When a Corporate Investment Gets a Go
Capital budgeting frequently involves multiple stages at which firms can decide to continue or abandon ongoing projects. Capital budgeting practices are important for firms because they can limit opportunistic behavior on the part of managers: for instance, these systems can easily uncover, and thereby preclude, a manager's diversion of capital funds from appropriate investments to private uses such as vacations or excess compensation. What capital budgeting practices cannot do as effectively, however, is prevent a manager from investing in unnecessary assets, provided that they fall within the general class of appropriate purchases; this is, for instance, the case of empire-building activities from which the manager derives private benefit. Unlike monetary compensation or vacation packages, a manager can only consume the benefit of these latter assets over time – the manager's consumption of his informational rent or slack is delayed. As a result, if the principal abandons the project before completion, he both loses part of his initial investment and denies the manager the full consumption of his private benefits.

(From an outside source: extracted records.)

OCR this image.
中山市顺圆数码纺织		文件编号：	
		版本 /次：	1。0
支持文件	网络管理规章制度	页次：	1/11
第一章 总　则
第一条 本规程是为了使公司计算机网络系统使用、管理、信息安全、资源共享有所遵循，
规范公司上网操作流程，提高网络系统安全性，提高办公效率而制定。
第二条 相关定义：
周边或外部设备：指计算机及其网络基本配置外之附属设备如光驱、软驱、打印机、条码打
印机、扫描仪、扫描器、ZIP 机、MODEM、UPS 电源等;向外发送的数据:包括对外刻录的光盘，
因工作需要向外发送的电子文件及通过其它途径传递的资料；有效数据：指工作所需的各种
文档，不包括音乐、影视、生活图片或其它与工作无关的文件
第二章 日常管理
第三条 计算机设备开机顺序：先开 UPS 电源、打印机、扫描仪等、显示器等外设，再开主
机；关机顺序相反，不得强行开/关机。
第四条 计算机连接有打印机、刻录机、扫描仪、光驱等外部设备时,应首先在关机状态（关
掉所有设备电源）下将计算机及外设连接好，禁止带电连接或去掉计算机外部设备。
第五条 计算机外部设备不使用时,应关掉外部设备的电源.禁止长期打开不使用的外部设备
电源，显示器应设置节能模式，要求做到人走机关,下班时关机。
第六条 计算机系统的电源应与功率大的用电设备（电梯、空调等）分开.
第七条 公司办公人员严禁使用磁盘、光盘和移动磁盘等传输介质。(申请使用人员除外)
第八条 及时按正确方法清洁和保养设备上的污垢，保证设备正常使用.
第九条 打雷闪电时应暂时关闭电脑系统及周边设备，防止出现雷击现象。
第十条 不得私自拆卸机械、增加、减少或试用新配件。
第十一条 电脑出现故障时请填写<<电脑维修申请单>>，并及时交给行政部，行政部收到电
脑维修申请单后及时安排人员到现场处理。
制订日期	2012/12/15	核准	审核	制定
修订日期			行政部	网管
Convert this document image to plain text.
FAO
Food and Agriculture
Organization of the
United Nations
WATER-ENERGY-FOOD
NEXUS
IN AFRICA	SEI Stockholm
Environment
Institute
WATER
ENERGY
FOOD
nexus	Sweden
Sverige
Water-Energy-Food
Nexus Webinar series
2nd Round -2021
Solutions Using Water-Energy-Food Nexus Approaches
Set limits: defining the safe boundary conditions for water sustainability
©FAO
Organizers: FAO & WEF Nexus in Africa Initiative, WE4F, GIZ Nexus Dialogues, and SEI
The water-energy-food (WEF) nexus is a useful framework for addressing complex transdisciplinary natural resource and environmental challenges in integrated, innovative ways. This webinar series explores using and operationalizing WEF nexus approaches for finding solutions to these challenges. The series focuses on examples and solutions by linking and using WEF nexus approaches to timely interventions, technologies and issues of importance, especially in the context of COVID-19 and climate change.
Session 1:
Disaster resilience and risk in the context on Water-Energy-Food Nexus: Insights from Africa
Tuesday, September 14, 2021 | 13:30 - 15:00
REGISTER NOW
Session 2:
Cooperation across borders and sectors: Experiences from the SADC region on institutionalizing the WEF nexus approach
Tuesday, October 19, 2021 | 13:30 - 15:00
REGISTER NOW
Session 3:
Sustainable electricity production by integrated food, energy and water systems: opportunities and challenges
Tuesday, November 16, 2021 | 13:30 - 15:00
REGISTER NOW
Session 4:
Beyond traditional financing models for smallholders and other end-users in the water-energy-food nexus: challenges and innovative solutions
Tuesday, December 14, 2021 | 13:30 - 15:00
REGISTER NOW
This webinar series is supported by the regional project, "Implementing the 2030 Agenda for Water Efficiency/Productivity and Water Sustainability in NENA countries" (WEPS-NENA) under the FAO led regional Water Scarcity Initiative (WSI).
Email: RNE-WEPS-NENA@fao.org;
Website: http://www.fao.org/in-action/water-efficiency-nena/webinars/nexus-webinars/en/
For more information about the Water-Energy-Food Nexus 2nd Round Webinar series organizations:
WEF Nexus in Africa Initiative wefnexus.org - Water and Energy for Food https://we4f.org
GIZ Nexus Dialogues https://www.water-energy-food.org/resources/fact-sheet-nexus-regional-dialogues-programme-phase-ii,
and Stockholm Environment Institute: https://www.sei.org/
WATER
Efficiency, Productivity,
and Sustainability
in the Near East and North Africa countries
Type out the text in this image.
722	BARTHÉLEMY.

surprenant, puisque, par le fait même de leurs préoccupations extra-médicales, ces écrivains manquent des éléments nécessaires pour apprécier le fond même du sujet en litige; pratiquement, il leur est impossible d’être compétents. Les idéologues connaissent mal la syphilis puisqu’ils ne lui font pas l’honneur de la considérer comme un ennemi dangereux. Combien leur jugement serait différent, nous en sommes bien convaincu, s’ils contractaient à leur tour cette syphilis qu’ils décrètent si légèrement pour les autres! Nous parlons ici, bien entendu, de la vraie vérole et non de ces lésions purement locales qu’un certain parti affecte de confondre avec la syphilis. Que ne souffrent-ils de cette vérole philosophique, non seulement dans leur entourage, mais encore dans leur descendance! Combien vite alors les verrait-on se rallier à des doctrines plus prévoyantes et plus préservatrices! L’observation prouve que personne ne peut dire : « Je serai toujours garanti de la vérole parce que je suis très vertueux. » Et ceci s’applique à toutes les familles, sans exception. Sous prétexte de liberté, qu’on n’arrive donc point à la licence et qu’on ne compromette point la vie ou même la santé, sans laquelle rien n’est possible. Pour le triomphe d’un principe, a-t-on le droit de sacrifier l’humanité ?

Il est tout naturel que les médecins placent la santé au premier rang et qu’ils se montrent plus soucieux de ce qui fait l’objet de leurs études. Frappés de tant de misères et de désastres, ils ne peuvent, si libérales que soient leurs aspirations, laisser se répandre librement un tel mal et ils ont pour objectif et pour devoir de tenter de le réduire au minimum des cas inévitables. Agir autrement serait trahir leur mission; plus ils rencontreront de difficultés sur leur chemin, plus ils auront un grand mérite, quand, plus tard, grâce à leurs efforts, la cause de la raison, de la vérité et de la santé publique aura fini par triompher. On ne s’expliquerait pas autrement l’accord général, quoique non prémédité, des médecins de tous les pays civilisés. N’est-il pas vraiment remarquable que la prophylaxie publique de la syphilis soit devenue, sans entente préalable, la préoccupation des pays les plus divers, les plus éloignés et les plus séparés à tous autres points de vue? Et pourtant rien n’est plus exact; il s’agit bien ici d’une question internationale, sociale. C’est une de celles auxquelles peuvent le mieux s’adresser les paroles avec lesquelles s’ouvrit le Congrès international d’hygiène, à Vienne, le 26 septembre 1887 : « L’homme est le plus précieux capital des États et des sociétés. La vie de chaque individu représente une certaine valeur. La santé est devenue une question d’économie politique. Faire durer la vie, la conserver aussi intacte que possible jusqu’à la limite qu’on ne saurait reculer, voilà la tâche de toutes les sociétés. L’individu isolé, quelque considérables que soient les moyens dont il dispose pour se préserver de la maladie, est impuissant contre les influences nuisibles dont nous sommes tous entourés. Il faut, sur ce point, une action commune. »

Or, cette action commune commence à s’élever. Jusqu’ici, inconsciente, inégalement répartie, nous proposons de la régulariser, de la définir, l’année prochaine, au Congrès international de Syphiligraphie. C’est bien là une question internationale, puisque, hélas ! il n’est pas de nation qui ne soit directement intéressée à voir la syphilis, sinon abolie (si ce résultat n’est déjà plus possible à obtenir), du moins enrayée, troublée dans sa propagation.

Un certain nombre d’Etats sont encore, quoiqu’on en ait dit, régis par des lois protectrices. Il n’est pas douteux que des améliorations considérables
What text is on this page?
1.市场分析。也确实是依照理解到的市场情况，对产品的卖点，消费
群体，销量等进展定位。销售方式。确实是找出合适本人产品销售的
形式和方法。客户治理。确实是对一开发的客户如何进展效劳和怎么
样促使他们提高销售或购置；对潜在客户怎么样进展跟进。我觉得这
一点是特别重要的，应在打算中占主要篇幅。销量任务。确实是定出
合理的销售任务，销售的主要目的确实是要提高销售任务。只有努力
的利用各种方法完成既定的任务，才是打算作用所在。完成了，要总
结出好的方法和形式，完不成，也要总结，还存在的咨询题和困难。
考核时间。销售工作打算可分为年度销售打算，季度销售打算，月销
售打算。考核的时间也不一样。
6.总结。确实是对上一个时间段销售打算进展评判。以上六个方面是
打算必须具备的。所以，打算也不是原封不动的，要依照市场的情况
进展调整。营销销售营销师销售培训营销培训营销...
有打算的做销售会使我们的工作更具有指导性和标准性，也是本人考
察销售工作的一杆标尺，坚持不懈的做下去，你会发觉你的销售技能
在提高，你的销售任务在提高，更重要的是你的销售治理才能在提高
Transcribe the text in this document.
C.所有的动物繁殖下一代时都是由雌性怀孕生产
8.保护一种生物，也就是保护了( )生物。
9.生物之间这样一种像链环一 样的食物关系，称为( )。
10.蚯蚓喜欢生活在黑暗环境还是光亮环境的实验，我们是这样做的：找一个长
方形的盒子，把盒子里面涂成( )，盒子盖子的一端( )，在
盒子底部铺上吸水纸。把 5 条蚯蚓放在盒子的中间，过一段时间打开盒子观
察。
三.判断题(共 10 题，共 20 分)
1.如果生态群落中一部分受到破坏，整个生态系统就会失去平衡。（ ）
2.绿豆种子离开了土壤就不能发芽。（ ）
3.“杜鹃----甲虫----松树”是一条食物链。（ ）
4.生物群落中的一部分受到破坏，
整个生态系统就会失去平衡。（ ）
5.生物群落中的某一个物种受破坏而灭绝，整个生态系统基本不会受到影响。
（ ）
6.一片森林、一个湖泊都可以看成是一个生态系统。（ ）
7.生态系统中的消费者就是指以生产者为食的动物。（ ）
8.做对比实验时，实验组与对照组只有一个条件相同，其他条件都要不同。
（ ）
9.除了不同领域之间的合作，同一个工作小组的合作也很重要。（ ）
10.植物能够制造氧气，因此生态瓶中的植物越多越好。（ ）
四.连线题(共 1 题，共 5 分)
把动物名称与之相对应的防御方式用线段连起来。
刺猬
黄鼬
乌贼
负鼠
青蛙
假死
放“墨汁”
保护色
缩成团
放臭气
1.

In a recent research article titled Multistage Capital Budgeting with Delayed Consumption of Slack, forthcoming in Management Science (doi: 10.1287/mnsc.1120.1621), Stanley Baiman, adjunct professor at Bocconi University's Department of Accounting, and his coauthors Mirko Heinle (Wharton) and Richard Saouma (UCLA) study the implications of this abandonment option and "delayed slack consumption" on optimal capital allocation schemes. Building upon extant single-period, adverse selection capital budgeting models, the authors consider a setting in which, in the first stage, a manager holding private information proposes an initial research budget to develop a new project that the principal either accepts or rejects. If the principal accepts, the funds are made available to the manager, who engages in the research required to discover the feasibility and net benefit of implementing the project. In the second stage, if the manager's research efforts are successful, the continuation value of the project becomes known to both the manager and the principal; the latter then determines whether to implement or abandon the project. It is assumed that, in the first stage, the manager cannot fully take advantage of her informational rents (the delayed consumption of slack). As a result, if the project is terminated at the second stage, the manager forgoes some of the benefits associated with his informational rent, while the principal in unable to fully recoup her initial investment.
Results show that the optimal capital allocation scheme uses a single hurdle rate in the first stage that results in underinvestment or capital rationing, while in the second stage it applies different hurdle rates depending on the manager's first-stage report and the outcome of his research. Another result is that it is optimal for the principal to commit to continue some projects even if they have a negative continuation value (i.e. second-stage overinvestment), and it is also optimal to commit to forgo other projects that have a positive continuation value (i.e. second-stage underinvestment). The results provide an explanation for previously reported empirical findings. The implications of the above results are particularly relevant for R&D-intensive industries, whose projects require significant capital investments and span multiple phases, as well as industries that rely on multiple-stage regulatory approval, such as the pharmaceutical industry.